Tuesday, December 11, 2012

A Year of Gratitude: Day 34 (and a Tasty Tuesday to boot!)

Today I am grateful for these amazing cheddar biscuits I made for dinner tonight. They are one of my go-to recipes as of late, and tonight I think I really perfected the nuances of the recipe.  It's recipes like these that make me feel like a competent cook and make me feel proud of something I've done; so much of the day I spend breaking up fights, wiping tushies, doing laundry, and taking a deep breath when I can get it, and it's nice when I can feel like I've really accomplished something concrete that our family can enjoy.

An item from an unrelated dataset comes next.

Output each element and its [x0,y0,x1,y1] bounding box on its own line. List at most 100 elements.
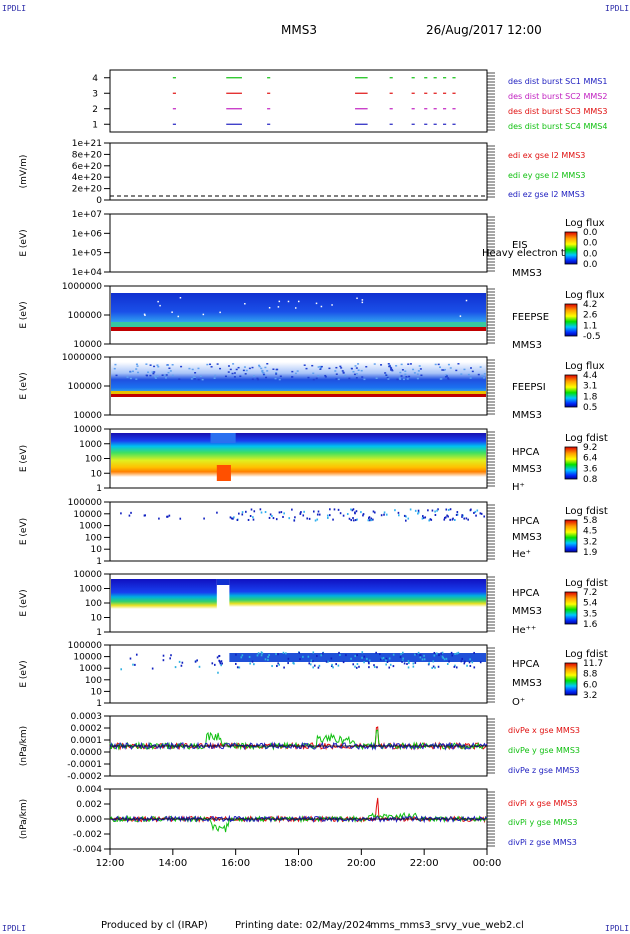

I love this recipe so much that I want to share it with you guys.  It comes from my favorite low sodium cookbook, 500 Low Sodium Recipes by Dick Logue; it's not as low sodium as I'd like it to be as I haven't been able to find sodium free baking powder and low sodium cheddar cheese, but it's still better than average.




Cheddar Biscuits

2 cups (220 g) all-purpose flour
1 tablespoon (14 g) sodium-free baking powder
4 tablespoons (55 g) unsalted butter
2/3 cup (157 ml) skim milk*
1/2 cup (58 g) shredded low sodium cheddar cheese
1/4 cup (55 g) unsalted butter, melted
1/4 teaspoon garlic powder**
1/2 teaspoon dried parsley

Combine flour and baking powder. Cut in butter until mixture resembles coarse crumbs.  Stir in milk and cheese and beat until combined.  Spread on a greased baking sheet (or put parchment paper on a baking sheet for easy clean up later) and bake at 400 degrees Fahrenheit for 10 to 12 minutes, or until lightly browned at edges.  Combine melted butter and parsley and spoon evenly over hot biscuits; sprinkle garlic powder on after that.  Cut into squares and enjoy.

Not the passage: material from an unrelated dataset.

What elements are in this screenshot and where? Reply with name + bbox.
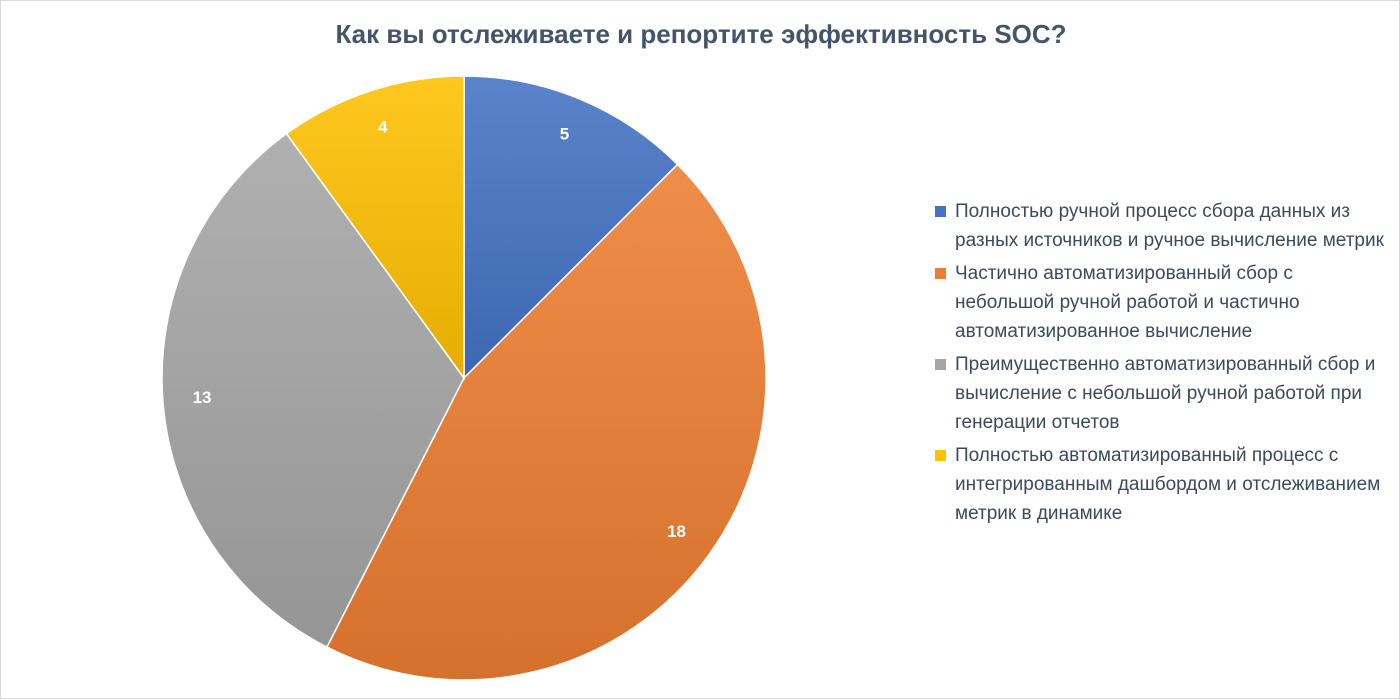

*I have found that more milk is needed than is called for; your dough should be evenly moist and should hold together well.  Add milk little by little until all the extra crumbs incorporate with the rest of the dough.

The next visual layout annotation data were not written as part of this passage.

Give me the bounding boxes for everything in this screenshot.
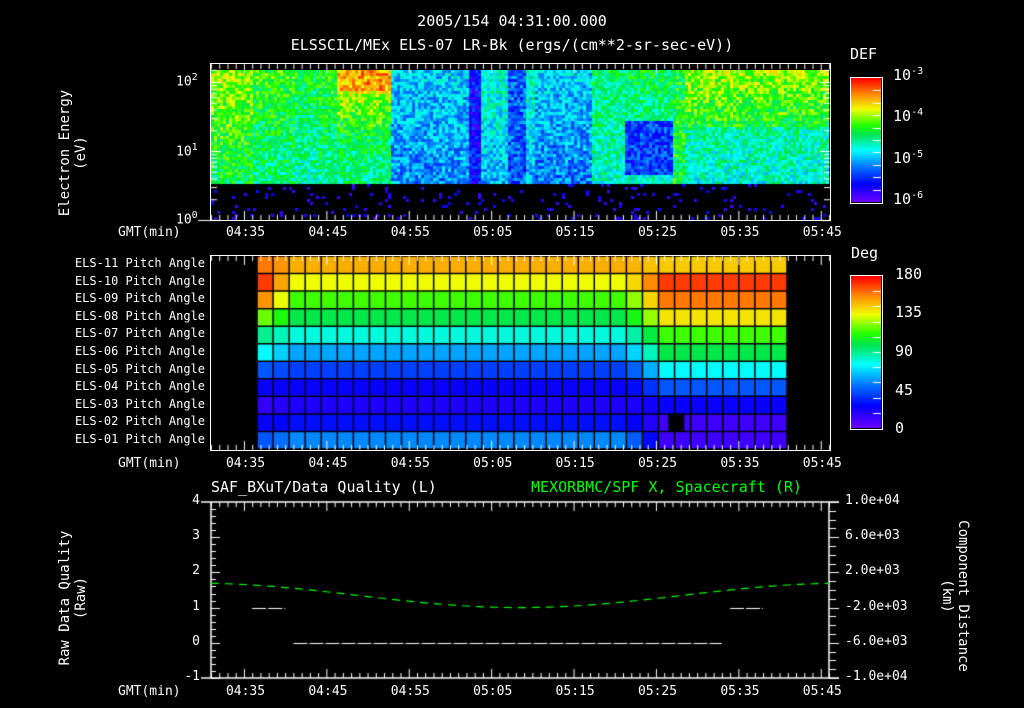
colorbar-def-frame: [850, 77, 883, 204]
line-plot-canvas: [190, 490, 850, 690]
y-tick-1e1: 101: [176, 142, 198, 160]
colorbar-deg-frame: [850, 275, 883, 430]
x-tick-label: 04:45: [308, 456, 348, 471]
y-tick-label-left: 4: [192, 493, 200, 508]
y-tick-label-right: -6.0e+03: [845, 633, 908, 649]
x-tick-label: 05:35: [720, 225, 760, 240]
x-tick-label: 05:45: [802, 456, 842, 471]
row-label: ELS-07 Pitch Angle: [74, 326, 205, 341]
row-label: ELS-11 Pitch Angle: [74, 256, 205, 270]
pitch-axis-ticks: [190, 245, 850, 455]
x-tick-label: 05:45: [802, 225, 842, 240]
row-label: ELS-04 Pitch Angle: [74, 379, 205, 394]
cbar-tick: 180: [895, 265, 923, 283]
y-tick-label-left: 3: [192, 528, 200, 544]
x-axis-label: GMT(min): [118, 225, 181, 240]
x-tick-label: 05:25: [637, 225, 678, 240]
x-tick-label: 05:15: [555, 225, 595, 240]
x-tick-label: 04:35: [225, 225, 266, 240]
x-tick-label: 04:55: [390, 225, 430, 240]
x-tick-label: 04:45: [308, 225, 348, 240]
row-label: ELS-02 Pitch Angle: [74, 414, 205, 429]
cbar-tick: 10-4: [893, 107, 924, 125]
y-tick-1e2: 102: [176, 72, 198, 90]
row-label: ELS-06 Pitch Angle: [74, 344, 205, 358]
cbar-tick: 90: [895, 342, 914, 360]
plot-subtitle: ELSSCIL/MEx ELS-07 LR-Bk (ergs/(cm**2-sr…: [290, 36, 734, 54]
y-tick-label-left: 1: [192, 598, 200, 614]
colorbar-deg-title: Deg: [851, 244, 879, 262]
x-tick-label: 05:35: [720, 684, 760, 699]
row-label: ELS-10 Pitch Angle: [74, 273, 205, 288]
plot-timestamp: 2005/154 04:31:00.000: [417, 12, 607, 30]
x-tick-label: 05:45: [802, 684, 842, 699]
y-tick-label-left: 0: [192, 633, 200, 649]
y-tick-1e0: 100: [176, 210, 198, 228]
x-tick-label: 05:15: [555, 684, 595, 699]
row-label: ELS-08 Pitch Angle: [74, 308, 205, 323]
x-tick-label: 05:05: [473, 684, 513, 699]
cbar-tick: 45: [895, 381, 914, 399]
right-ylabel: Component Distance (km): [939, 520, 971, 672]
x-tick-label: 05:05: [473, 456, 513, 471]
x-tick-label: 04:45: [308, 684, 348, 699]
x-tick-label: 05:25: [637, 684, 678, 699]
x-tick-label: 04:35: [225, 456, 266, 471]
x-tick-label: 05:25: [637, 456, 678, 471]
row-label: ELS-09 Pitch Angle: [74, 291, 205, 306]
row-label: ELS-01 Pitch Angle: [74, 432, 205, 446]
cbar-tick: 10-6: [893, 190, 924, 208]
y-tick-label-right: 1.0e+04: [845, 493, 900, 508]
cbar-tick: 10-3: [893, 66, 924, 84]
row-label: ELS-03 Pitch Angle: [74, 396, 205, 411]
cbar-tick: 0: [895, 419, 905, 437]
spectrogram-axis-ticks: [190, 55, 850, 230]
x-tick-label: 05:35: [720, 456, 760, 471]
colorbar-def-title: DEF: [850, 45, 878, 63]
pitch-row-labels: ELS-11 Pitch Angle ELS-10 Pitch Angle EL…: [0, 256, 205, 448]
x-axis-label: GMT(min): [118, 684, 181, 699]
x-tick-label: 04:55: [390, 456, 430, 471]
cbar-tick: 10-5: [893, 149, 924, 167]
left-ylabel: Raw Data Quality (Raw): [57, 530, 89, 666]
y-tick-label-right: -2.0e+03: [845, 598, 908, 614]
colorbar-def: [851, 78, 881, 202]
colorbar-deg: [851, 276, 881, 428]
row-label: ELS-05 Pitch Angle: [74, 361, 205, 376]
x-tick-label: 04:35: [225, 684, 266, 699]
x-tick-label: 04:55: [390, 684, 430, 699]
y-tick-label-left: 2: [192, 563, 200, 579]
y-tick-label-right: 6.0e+03: [845, 528, 900, 544]
y-tick-label-right: -1.0e+04: [845, 669, 908, 684]
spectrogram-ylabel: Electron Energy (eV): [57, 89, 89, 217]
cbar-tick: 135: [895, 303, 923, 321]
x-tick-label: 05:05: [473, 225, 513, 240]
y-tick-label-left: -1: [184, 669, 200, 684]
y-tick-label-right: 2.0e+03: [845, 563, 900, 579]
x-axis-label: GMT(min): [118, 456, 181, 471]
x-tick-label: 05:15: [555, 456, 595, 471]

** I don't actually measure out the garlic powder anymore.  The original recipe calls for you to mix the garlic powder in with the butter and parsley, but it doesn't keep in suspension and ends up being left over in the bowl.  So I just sprinkle it liberally over the top of the biscuits after I spoon on the butter.  We like garlic ... a lot, so it works out well this way for us.